Gibt es Ihrem Leben jetzt einen neuen Sinn, zu einem Symbol der Friedensbewegung geworden zu sein?
Ja, aber ich will nicht, dass Leute mich als einen Leader ansehen. Wenn sie mich als Symbol verwenden, ist das okay. Wir haben aber viele großartige Menschen, die Friedensarbeit machen, viel länger als ich.
Wie groß ist der Zweifel von Soldaten in Einsatzgebieten?
Wir hatten unsere Freizeit, in der wir mit den Piloten gesprochen haben.

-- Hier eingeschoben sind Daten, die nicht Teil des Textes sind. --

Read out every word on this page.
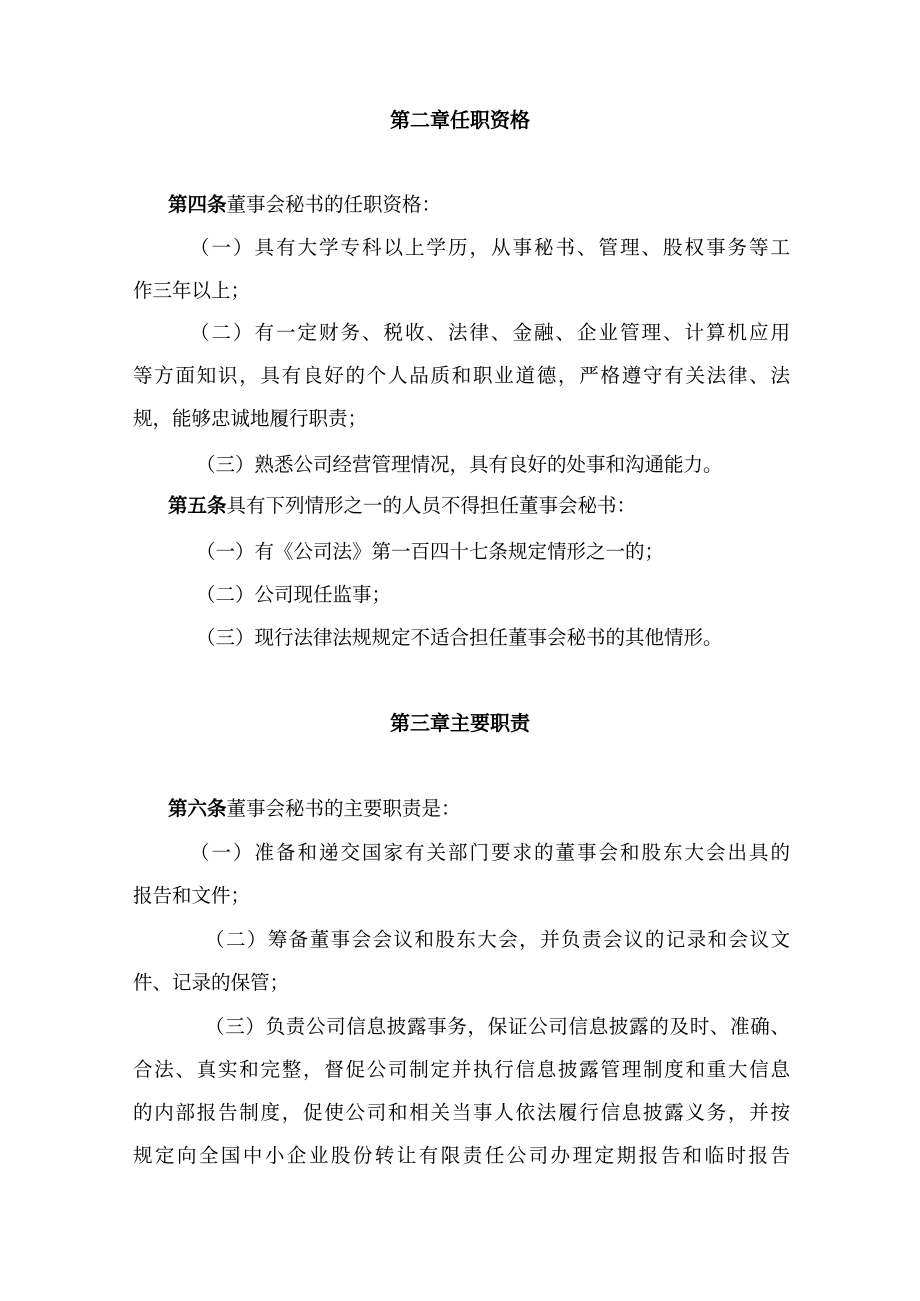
第二章任职资格

第四条董事会秘书的任职资格：

（一）具有大学专科以上学历，从事秘书、管理、股权事务等工

作三年以上；

（二）有一定财务、税收、法律、金融、企业管理、计算机应用

等方面知识，具有良好的个人品质和职业道德，严格遵守有关法律、法

规，能够忠诚地履行职责；

（三）熟悉公司经营管理情况，具有良好的处事和沟通能力。

第五条具有下列情形之一的人员不得担任董事会秘书：

（一）有《公司法》第一百四十七条规定情形之一的；

（二）公司现任监事；

（三）现行法律法规规定不适合担任董事会秘书的其他情形。

第三章主要职责

第六条董事会秘书的主要职责是：

（一）准备和递交国家有关部门要求的董事会和股东大会出具的

报告和文件；

（二）筹备董事会会议和股东大会，并负责会议的记录和会议文

件、记录的保管；

（三）负责公司信息披露事务，保证公司信息披露的及时、准确、

合法、真实和完整，督促公司制定并执行信息披露管理制度和重大信息

的内部报告制度，促使公司和相关当事人依法履行信息披露义务，并按

规定向全国中小企业股份转让有限责任公司办理定期报告和临时报告
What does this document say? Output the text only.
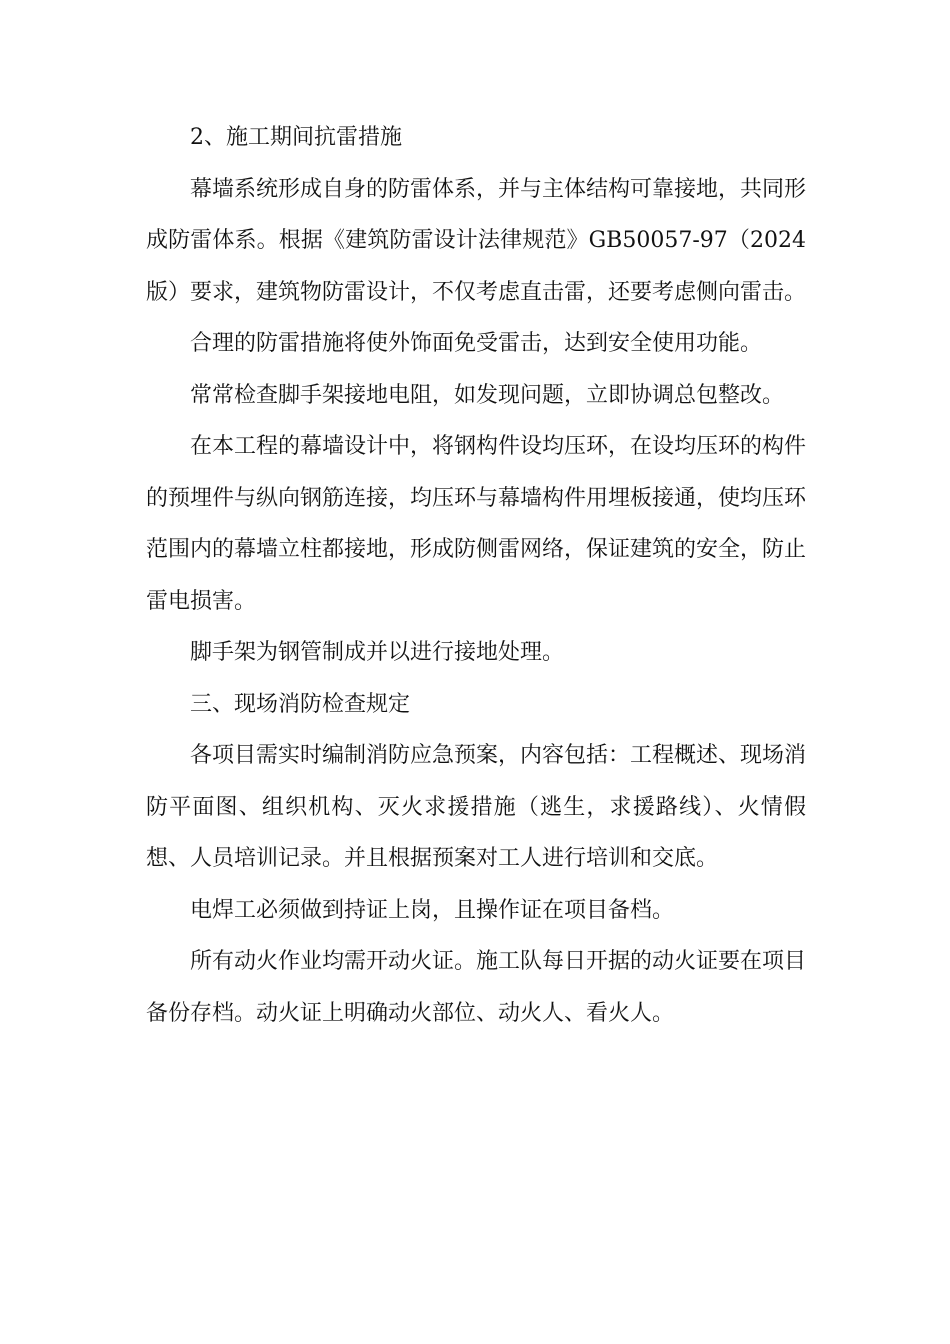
2、施工期间抗雷措施

幕墙系统形成自身的防雷体系，并与主体结构可靠接地，共同形成防雷体系。根据《建筑防雷设计法律规范》GB50057-97（2024版）要求，建筑物防雷设计，不仅考虑直击雷，还要考虑侧向雷击。

合理的防雷措施将使外饰面免受雷击，达到安全使用功能。

常常检查脚手架接地电阻，如发现问题，立即协调总包整改。

在本工程的幕墙设计中，将钢构件设均压环，在设均压环的构件的预埋件与纵向钢筋连接，均压环与幕墙构件用埋板接通，使均压环范围内的幕墙立柱都接地，形成防侧雷网络，保证建筑的安全，防止雷电损害。

脚手架为钢管制成并以进行接地处理。

三、现场消防检查规定

各项目需实时编制消防应急预案，内容包括：工程概述、现场消防平面图、组织机构、灭火求援措施（逃生，求援路线）、火情假想、人员培训记录。并且根据预案对工人进行培训和交底。

电焊工必须做到持证上岗，且操作证在项目备档。

所有动火作业均需开动火证。施工队每日开据的动火证要在项目备份存档。动火证上明确动火部位、动火人、看火人。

Sie sehen kaum, was auf dem Boden passiert, wenn sie ihre Mission fliegen. Oft sagten sie, über Einsatzgeheimnisse können sie nicht sprechen. Zivile Opfer müssen bekannt werden, damit Menschen verstehen, was dort im Irak abgeht.
Haben Sie im Irak Bilder von zivilen Opfern gesehen?
Das Militär zeigt so etwas natürlich nicht, das würde die Moral zerstören. Es war die Schlacht von Falludscha, die mir wirklich die Augen geöffnet hat. Auf den Militärkanälen bekamen wir nur Bilder des Sieges zu sehen, jeder war am Feiern. Aber dann schaust du ins Internet und siehst Bilder einer total zerstörten Stadt. Unsere Apache-Hubschrauber waren in diesem Kampf dabei. Wir haben Stadtteile unbewohnbar gemacht wegen des Urans in der Munition. Ich dachte: Wir sind hier, um diesen Menschen zu helfen und nicht, um ganze Städte zu zerstören.
Kann man als Soldat überhaupt Widerstand leisten gegen dieses System?
Das ist sehr schwer. Im Militär glaubt jeder an die Integrität seiner Einheit. Du willst nichts tun, das die Gemeinschaft untergräbt, weil du nicht willst, dass etwas passiert. Wenn man dort ist, will man seine Jungs beschützen.
Haben Sie noch Kontakt zu den alten Kameraden?
Kaum. Ich will nicht, dass sie wegen mir Ärgern bekommen. Sie haben ihren letzten Einsatz aber alle heil überstanden. Sie wissen, was ich getan habe, verstehen es aber nicht. Manche meinten, zum Desertieren hätte ich auch einen Joint rauchen können, dann hätten sie mich nach einem Drogentest vielleicht aus der Armee geschmissen. Ich bin aber lieber ehrlich und sage: Was wir machen, ist falsch.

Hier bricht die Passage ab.